Mikroplastik löst sich von den Sohlen deiner Schuhe
Wie beim Reifenabrieb vom Auto auch, löst sich der Kunststoff von den Sohlen unserer Schuhe bei Benutzung. Klar, es ist deutlich weniger als beim Auto, weil wir weniger Kilometer gehen und das deutlich langsamer - aber es passiert.
Pro Kopf geht man in Deutschland von 100g Abrieb pro Jahr nur durch Schuhe aus. (2)

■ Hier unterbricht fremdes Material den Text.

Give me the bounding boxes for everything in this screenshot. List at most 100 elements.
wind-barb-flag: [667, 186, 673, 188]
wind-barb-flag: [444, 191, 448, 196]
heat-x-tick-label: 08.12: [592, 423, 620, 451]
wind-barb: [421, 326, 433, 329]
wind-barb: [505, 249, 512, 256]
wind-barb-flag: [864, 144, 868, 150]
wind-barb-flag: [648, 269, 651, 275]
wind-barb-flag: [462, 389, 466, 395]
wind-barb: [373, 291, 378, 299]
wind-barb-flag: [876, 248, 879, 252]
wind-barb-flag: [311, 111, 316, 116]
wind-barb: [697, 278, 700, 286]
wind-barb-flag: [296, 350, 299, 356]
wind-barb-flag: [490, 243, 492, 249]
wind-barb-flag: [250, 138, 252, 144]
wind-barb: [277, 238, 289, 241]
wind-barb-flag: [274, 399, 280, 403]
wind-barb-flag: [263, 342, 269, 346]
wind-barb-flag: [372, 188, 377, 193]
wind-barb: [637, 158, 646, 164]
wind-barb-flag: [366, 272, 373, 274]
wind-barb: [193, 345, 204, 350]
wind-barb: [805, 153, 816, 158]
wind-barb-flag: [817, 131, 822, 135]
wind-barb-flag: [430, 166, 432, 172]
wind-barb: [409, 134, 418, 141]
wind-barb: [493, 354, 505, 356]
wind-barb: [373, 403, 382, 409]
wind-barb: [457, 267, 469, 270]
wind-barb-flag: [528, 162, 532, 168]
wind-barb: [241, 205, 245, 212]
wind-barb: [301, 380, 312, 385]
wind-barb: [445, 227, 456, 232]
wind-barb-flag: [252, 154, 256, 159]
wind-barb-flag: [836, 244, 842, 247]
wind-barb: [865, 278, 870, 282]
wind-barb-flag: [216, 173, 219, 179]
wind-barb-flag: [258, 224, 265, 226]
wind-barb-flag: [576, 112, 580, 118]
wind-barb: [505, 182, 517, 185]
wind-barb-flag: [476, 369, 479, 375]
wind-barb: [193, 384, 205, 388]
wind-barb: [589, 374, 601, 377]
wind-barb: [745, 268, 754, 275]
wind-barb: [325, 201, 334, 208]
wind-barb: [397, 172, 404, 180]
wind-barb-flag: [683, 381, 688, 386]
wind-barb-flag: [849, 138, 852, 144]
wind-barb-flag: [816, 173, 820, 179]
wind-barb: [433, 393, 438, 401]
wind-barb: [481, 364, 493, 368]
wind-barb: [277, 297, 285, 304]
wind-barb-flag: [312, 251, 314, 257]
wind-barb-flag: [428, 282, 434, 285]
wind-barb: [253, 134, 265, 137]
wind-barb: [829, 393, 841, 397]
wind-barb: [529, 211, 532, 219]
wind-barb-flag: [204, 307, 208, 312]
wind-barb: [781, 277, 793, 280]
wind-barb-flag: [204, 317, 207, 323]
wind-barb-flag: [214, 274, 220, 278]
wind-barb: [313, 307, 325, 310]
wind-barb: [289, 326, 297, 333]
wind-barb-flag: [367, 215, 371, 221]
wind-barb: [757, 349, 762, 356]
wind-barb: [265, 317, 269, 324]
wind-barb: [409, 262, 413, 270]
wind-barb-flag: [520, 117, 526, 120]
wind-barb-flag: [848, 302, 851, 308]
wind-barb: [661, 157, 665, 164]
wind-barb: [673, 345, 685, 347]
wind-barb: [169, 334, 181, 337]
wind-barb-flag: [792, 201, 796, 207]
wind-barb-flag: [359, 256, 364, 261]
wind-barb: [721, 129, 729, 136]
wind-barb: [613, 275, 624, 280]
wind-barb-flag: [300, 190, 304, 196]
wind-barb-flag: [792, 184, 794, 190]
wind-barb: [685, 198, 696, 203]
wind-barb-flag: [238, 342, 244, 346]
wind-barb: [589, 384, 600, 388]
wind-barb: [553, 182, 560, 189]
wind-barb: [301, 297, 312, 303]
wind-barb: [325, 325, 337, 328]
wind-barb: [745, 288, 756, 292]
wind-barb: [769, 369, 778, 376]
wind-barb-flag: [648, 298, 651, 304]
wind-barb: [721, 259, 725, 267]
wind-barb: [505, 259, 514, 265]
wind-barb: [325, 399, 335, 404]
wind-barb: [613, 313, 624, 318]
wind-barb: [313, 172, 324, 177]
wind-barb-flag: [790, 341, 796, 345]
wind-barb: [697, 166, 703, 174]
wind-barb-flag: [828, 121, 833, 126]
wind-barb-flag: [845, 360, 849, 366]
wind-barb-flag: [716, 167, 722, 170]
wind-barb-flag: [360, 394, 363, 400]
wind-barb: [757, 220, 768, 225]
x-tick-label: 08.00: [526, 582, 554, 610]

Klingt nach nicht viel? Dann bedenkt bitte, dass gerade die winzigen Partikel, die in den Nanobereich gehen, besonders bedenklich sind. Denn sie können in den Körper des Menschen eingebaut werden. Man hat sie im Darm, Plazenta, Lunge, Gehirn etc. gefunden. Dort sind sie ein Fremdkörper und können gesundheitliche Probleme auslösen. Wenn man weiß, dass diese winzig kleinen, nicht sichtbaren und extrem leichten Partikel das Problem sind, dann sind 100g in der Tat gar nicht mal so wenig.
Es gibt kompostierbare Schuhe - aber wenig!
Soll ich jetzt barfuß laufen? - Wenn Du willst, kannst Du das tun.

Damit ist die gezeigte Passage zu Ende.